J’allais le voir quand je n’avais rien de mieux à faire, et il me recevait toujours avec le même sourire un peu perplexe, comme s’il ne comprenait pas pourquoi quelqu’un aurait envie de lui rendre visite dans son taudis. Au départ, c’était par simple curiosité : avant lui, je n’avais rencontré que des filles, asiatiques comme moi et élevées au Danemark, mais avec des origines coréennes. Guang-ho, quoique coréen, n’était ni danois ni une fille. C’était la première de mes connaissances à être à la fois asiatique et pas adopté. Je me représentais sa vie à Séoul, entouré d’autres Coréens, dont son père et sa mère, qui lui ressemblaient comme les parents sont censés ressembler à leurs enfants - tout cela était pour moi source d’étonnement et de fascination. J’imagine que lui aussi devait me trouver passablement exotique, à la fin.

Il avait quitté son pays cinq ans auparavant pour poursuivre ses études à Paris, mais les choses ne s’étaient pas déroulées comme prévu. À un moment, il avait commencé à perdre pied, à dévier de son chemin soigneusement tracé, et le temps de faire marche arrière était d’ores et déjà passé. S’il rentrait au pays maintenant, ce serait en traînant son échec ; mais en restant en France, il ne faisait que repousser le jour où il serait obligé de s’avouer vaincu. Chaque fois, en pénétrant dans son logement où régnaient le désordre et le désespoir, je le devinais sur le point de jeter l’éponge, à deux doigts d’abandonner la partie. Et pourtant, quelques jours plus tard, quand je le croisais dans la rue en train de faire une commission pour son patron du restaurant coréen, il me semblait avoir affaire à un autre Guang-ho, comme si, au milieu de la froidure hivernale, il était parvenu à oublier momentanément ses soucis. Voilà, en tout cas, comment je voyais les choses, car il me suffisait de flâner parmi les rues de Paris, après être resté toute la journée enfermé chez moi, pour que j’en revienne toujours un peu moins triste, le moral remonté et l’esprit ravigoté.

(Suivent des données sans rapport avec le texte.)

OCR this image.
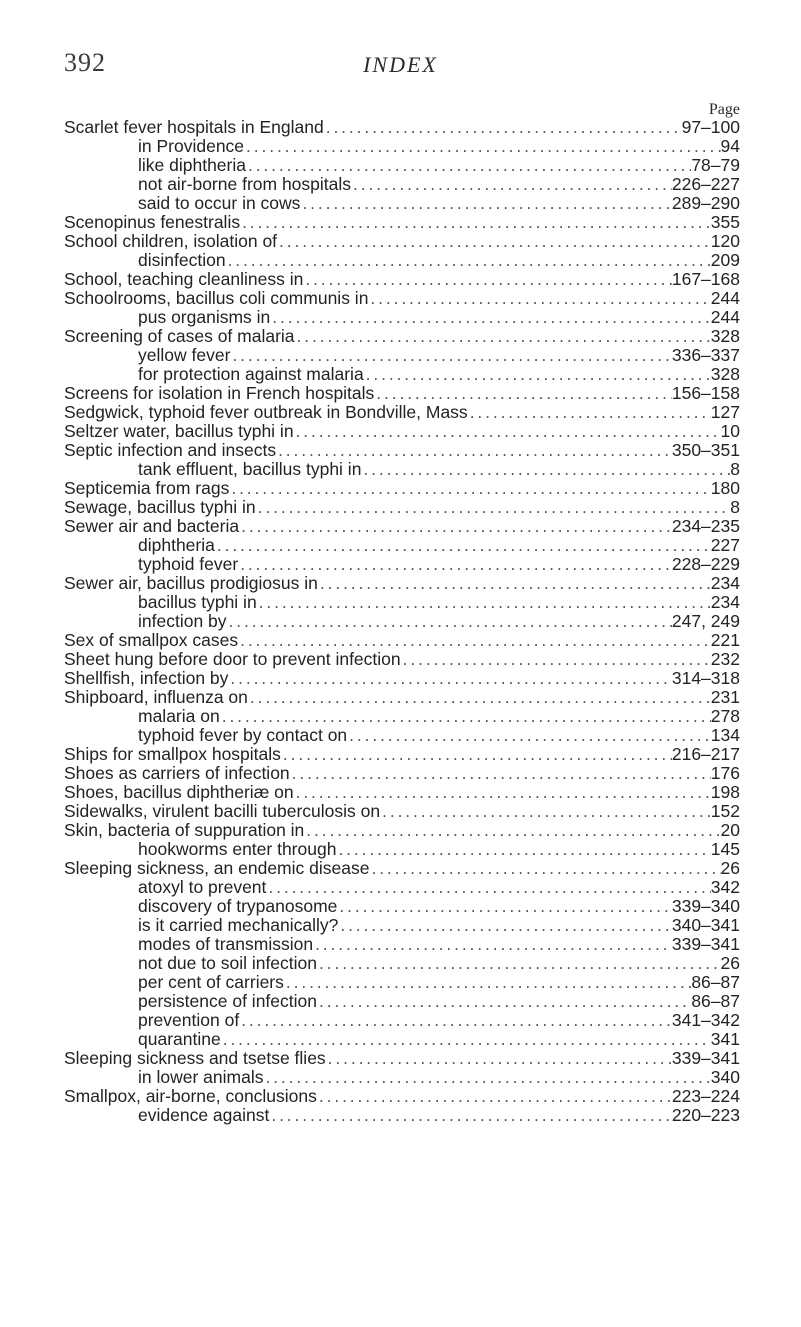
392	INDEX
Page
Scarlet fever hospitals in England . . .	97–100
in Providence . . .	94
like diphtheria . . .	78–79
not air-borne from hospitals . . .	226–227
said to occur in cows . . .	289–290
Scenopinus fenestralis . . .	355
School children, isolation of . . .	120
disinfection . . .	209
School, teaching cleanliness in . . .	167–168
Schoolrooms, bacillus coli communis in . . .	244
pus organisms in . . .	244
Screening of cases of malaria . . .	328
yellow fever . . .	336–337
for protection against malaria . . .	328
Screens for isolation in French hospitals . . .	156–158
Sedgwick, typhoid fever outbreak in Bondville, Mass . . .	127
Seltzer water, bacillus typhi in . . .	10
Septic infection and insects . . .	350–351
tank effluent, bacillus typhi in . . .	8
Septicemia from rags . . .	180
Sewage, bacillus typhi in . . .	8
Sewer air and bacteria . . .	234–235
diphtheria . . .	227
typhoid fever . . .	228–229
Sewer air, bacillus prodigiosus in . . .	234
bacillus typhi in . . .	234
infection by . . .	247, 249
Sex of smallpox cases . . .	221
Sheet hung before door to prevent infection . . .	232
Shellfish, infection by . . .	314–318
Shipboard, influenza on . . .	231
malaria on . . .	278
typhoid fever by contact on . . .	134
Ships for smallpox hospitals . . .	216–217
Shoes as carriers of infection . . .	176
Shoes, bacillus diphtheriæ on . . .	198
Sidewalks, virulent bacilli tuberculosis on . . .	152
Skin, bacteria of suppuration in . . .	20
hookworms enter through . . .	145
Sleeping sickness, an endemic disease . . .	26
atoxyl to prevent . . .	342
discovery of trypanosome . . .	339–340
is it carried mechanically? . . .	340–341
modes of transmission . . .	339–341
not due to soil infection . . .	26
per cent of carriers . . .	86–87
persistence of infection . . .	86–87
prevention of . . .	341–342
quarantine . . .	341
Sleeping sickness and tsetse flies . . .	339–341
in lower animals . . .	340
Smallpox, air-borne, conclusions . . .	223–224
evidence against . . .	220–223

Souvent, je l’accompagnais quand il se rendait dans le triangle de Choisy afin de remettre de la part de son patron un colis à tel ou tel commerçant, ou quand il prenait le train jusqu’à Lognes, en banlieue est de Paris, pour acheter en catastrophe quelque denrée indispensable - des peaux de ravioli, par exemple - chez Tang Frères. Mais il lui arrivait aussi de rendre des services plus personnels et délicats pour son boss, comme rester à ses côtés dans l’étroite ruelle derrière le restaurant le temps d’une pause cigarette (je vois d’ici Guang-ho s’inclinant avec son briquet allumé...), ou bien, à la fin d’une dure journée de travail, assis tous les deux au zinc, une fois les autres partis, boire un coup dans le calme et le silence. Ces tâches anodines, parfois, dépassaient le cadre strict de son job au restaurant, pouvant aller d’un petit ciné improvisé à l’UGC, à l’achat nocturne d’une bouteille de rosé, ou à la sollicitation (à sept heures du matin) de son avis sur un papier peint... J’avais une connaissance presque intime de ces petits moments éphémères car il ne m’épargnait aucun détail ; c’était comme si, en me prenant ainsi à témoin, il tenait à ce que je sache tout, absolument tout, de sa vie de galère. Il ne l’avait pas dit de manière explicite, mais en lisant à travers les lignes, j’ai cru comprendre qu’en sus de son salaire de commis de cuisine, le patron lui filait de temps en temps, par-ci par-là, quelques sous supplémentaires, ce qui ne manquait pas de mettre Guang-ho dans un embarras permanent : il se sentait redevable, et sa gêne n’en était que redoublée.

Un soir de novembre, j’ai entendu taper à la porte de ma chambre. C’était Guang-ho. Tout de suite, j’ai compris que quelque chose n’allait pas, et ce avant même de remarquer sa veste en cuir maculée de sang.